We were still traveling through places where the damage had not yet been cleaned up so that sadness was in your face every day.

The tea parties brought so much light and happiness to all these communities. We were doing presentations in school classrooms with the children. We were doing them in community centers, having big dance parties and singing parties.

They had so much capacity for happiness. There was not one frowning face at any of these tea parties,” she said.

Petersen has since made tea her life’s work, beginning as an intern at a tea farm in Kyoto and later founding Tealet, a direct-trade tea supplier in Las Vegas.

The ad-hoc relief effort was both chaotic and cathartic. Matsu packed 10 into the van with chase cars joining. He said that he would phone ahead to speak to emergency services providers in the next village. Local media covered the adventure. Some calls were direct from victims, inviting them to visit. The caravan might stop at a bazaar, or brew tea at tables in a parking lot.

At the Namche Bazar, Shunsuke Matsuo, a student skilled in the violin, played selections for the crowd, leading Matsu to dance about in joy.

At each stop grateful recipients signed their name on a poster that was covered with the names of hundreds of survivors by the time the caravan pulled into Tokyo for its final stop in February 2012.

Matsu was 36 at the time. A decade later he poignantly recalls a conversation with one elderly victim.

“I now understand how tea is totally different from water,” he said.

Matsu: One of them told me so. She said that she drank lots of water in the evacuation places. ‘Since the tsunami days I survived, water is essential to life, but today when I drank tea with you, I felt a totally different feeling than drinking water. Just sitting next to you,’ she said, ‘I drank the tea and the tea absorbed [entered] my heart. So, I can live with water, but with tea I can open my heart to you, and I can tell this story to you.’ “

“That’s why tea and water are totally different,” she said.

“That story changed me,” said Matsu, now 47.

“I now know the difference between tea and water. My perception is totally different,” he said. Among the many encounters he recalls, “that conversation had the largest impact on me during the caravan,” he said.

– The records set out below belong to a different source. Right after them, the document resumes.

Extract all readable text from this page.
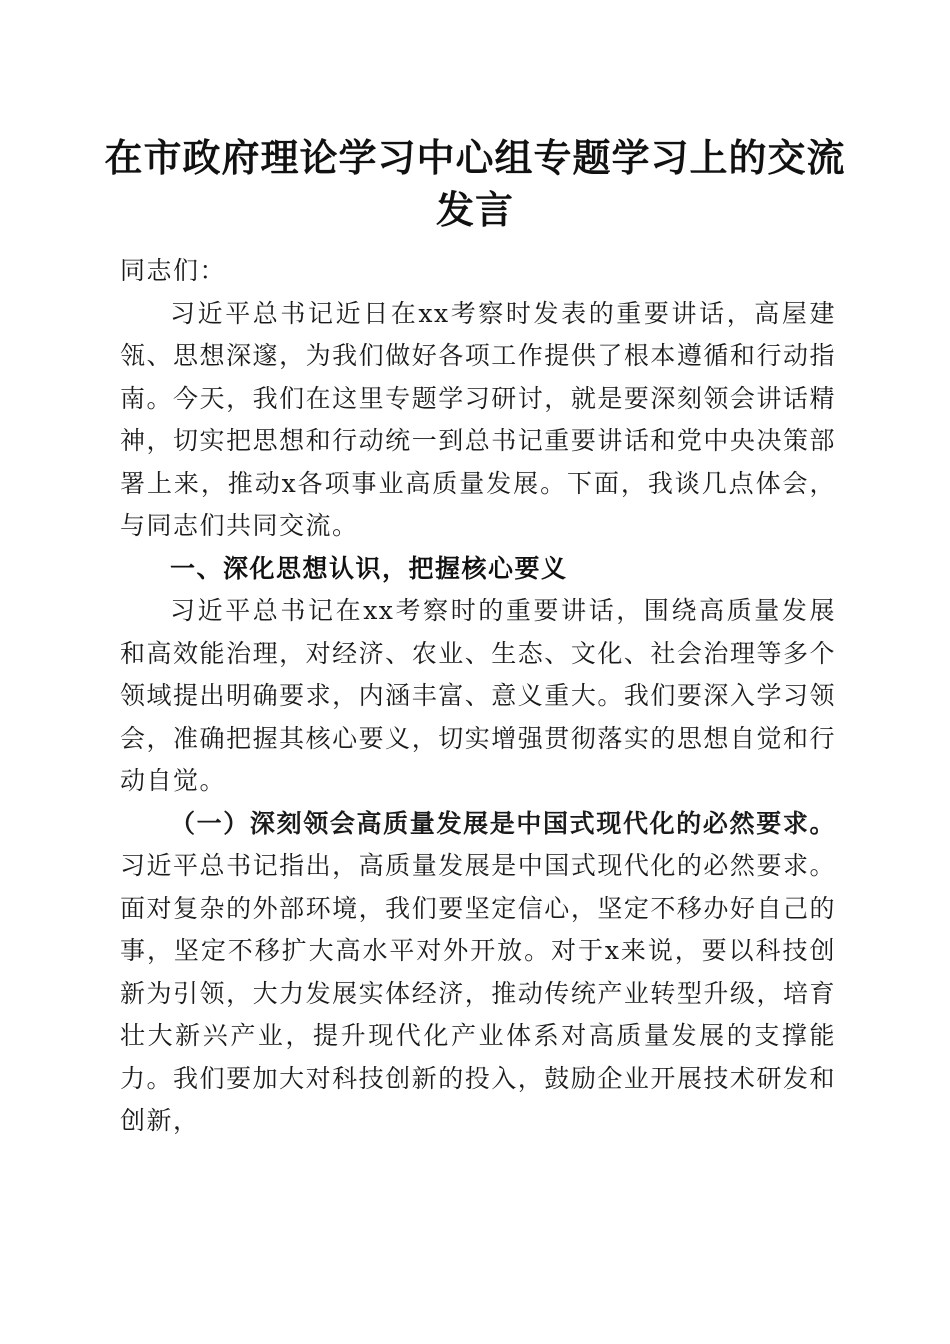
在市政府理论学习中心组专题学习上的交流发言

同志们：

习近平总书记近日在xx考察时发表的重要讲话，高屋建瓴、思想深邃，为我们做好各项工作提供了根本遵循和行动指南。今天，我们在这里专题学习研讨，就是要深刻领会讲话精神，切实把思想和行动统一到总书记重要讲话和党中央决策部署上来，推动x各项事业高质量发展。下面，我谈几点体会，与同志们共同交流。

一、深化思想认识，把握核心要义

习近平总书记在xx考察时的重要讲话，围绕高质量发展和高效能治理，对经济、农业、生态、文化、社会治理等多个领域提出明确要求，内涵丰富、意义重大。我们要深入学习领会，准确把握其核心要义，切实增强贯彻落实的思想自觉和行动自觉。

（一）深刻领会高质量发展是中国式现代化的必然要求。习近平总书记指出，高质量发展是中国式现代化的必然要求。面对复杂的外部环境，我们要坚定信心，坚定不移办好自己的事，坚定不移扩大高水平对外开放。对于x来说，要以科技创新为引领，大力发展实体经济，推动传统产业转型升级，培育壮大新兴产业，提升现代化产业体系对高质量发展的支撑能力。我们要加大对科技创新的投入，鼓励企业开展技术研发和创新，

“I now believe more in the power of tea.”

Epilogue

The group spent its last night in Minami-Ashigara before stopping in Tokyo to hold one last tea event “to share our love and hope with the victims in the area,” says Matsu who kept a digital journal from those days. In researching this post I discovered an archived tweet or two.

When I last interviewed him in 2012, Matsu told me that tea is restorative, that it brings relief in difficult times. I now see how he gained this wisdom by serving a thousand cups for a few weeks during a dreary winter as he listened to the venting of the sorrowful stories of those who survived.

A decade has passed and those who survived still live with the ghosts and grief of losing so much on a single day in a single hour. In these trying times I am certain they continue to turn to tea for solace and warmth.

“Tea is relief,” Matsu explained. Sharing a cup of warm tea is sufficient in crisis. Nothing more needs to be done.

Matsu and some of the Tea Relief Caravan volunteers. Elyse Petersen, center, shared these photos.